そう思ったのは俺だけじゃないらしく、ティキータ・ティキータのゼクトはいつぞやの休日プリンの女の子を誘って早朝ピクニックと言う名のデートに向かっていた。おばちゃんに『昼のぶんもサンドイッチよろしく!』ってお弁当をもらってたから間違いない。
毎回思うけど、この学校の連中っておでかけするとき決まっておばちゃんにサンドイッチ頼むよね。もうちょっとこう、他のバリエーションにしてみるチャレンジ精神はないのだろうか。向上心とハングリー精神のないやつは食いつぶされていくって冒険者の間じゃ割と常識だ。
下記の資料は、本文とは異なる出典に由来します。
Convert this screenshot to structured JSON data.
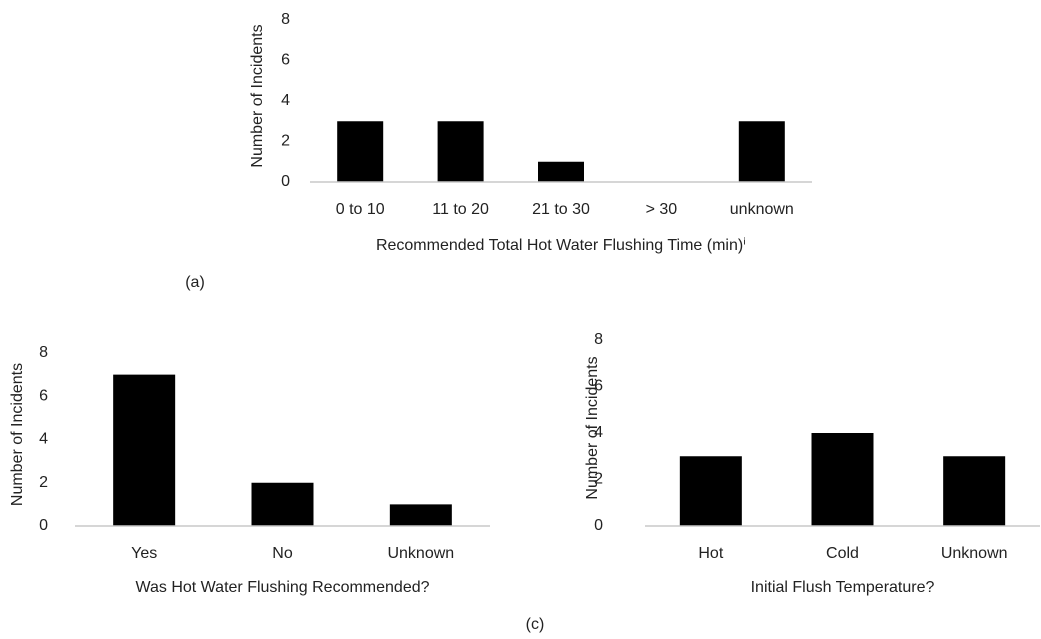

朝食はハムエッグをチョイス。なんかポポルがニヤニヤしてこっちを見てきたため、俺の全力をもってうまそうに白身まで食べてやった。『えらいぞっ!』って頭をポンポンしてくるロザリィちゃんに全俺が癒された。
ギルは書くまでもなくジャガイモ。『うめえうめえ!』と今日もモリモリ食べている。そろそろきちんと野菜も食わせるべきだと思うけど、不思議とあいつは体調を崩したことが無い。健康の秘訣を聞いてみたいものだ。
さて、せっかく晴れたので、俺もゼクトにあやかってロザリィちゃんとお散歩に行くことにする。で、お邪魔虫であるちゃっぴぃをアルテアちゃんに預けよう……としたところでアルテアちゃんとフィルラドの姿が見えないことに気づいた。
どうしたものかと思ったら、パレッタちゃんが『アルテアなら早朝にフィルラドとジョギングしに行った。部屋を出るとき、私の晒け出ていたお腹に毛布を掛けてくれた。小さな温かさが心にしみた』って教えてくれた。
とりあえず、ミーシャちゃんとクーラスにちゃっぴぃを任せてお散歩しに行くことに。『やってやるの!』、『何があっても俺は知らないからな!』、『きゅーっ♪』と三人は快く俺とロザリィちゃんを見送ってくれた。
クーラスにはささくれの呪をかけておいた。なぜうちのちゃっぴぃを侍らせてやがるんだろうか。しかもあんなに密着してたし。理解に苦しむ。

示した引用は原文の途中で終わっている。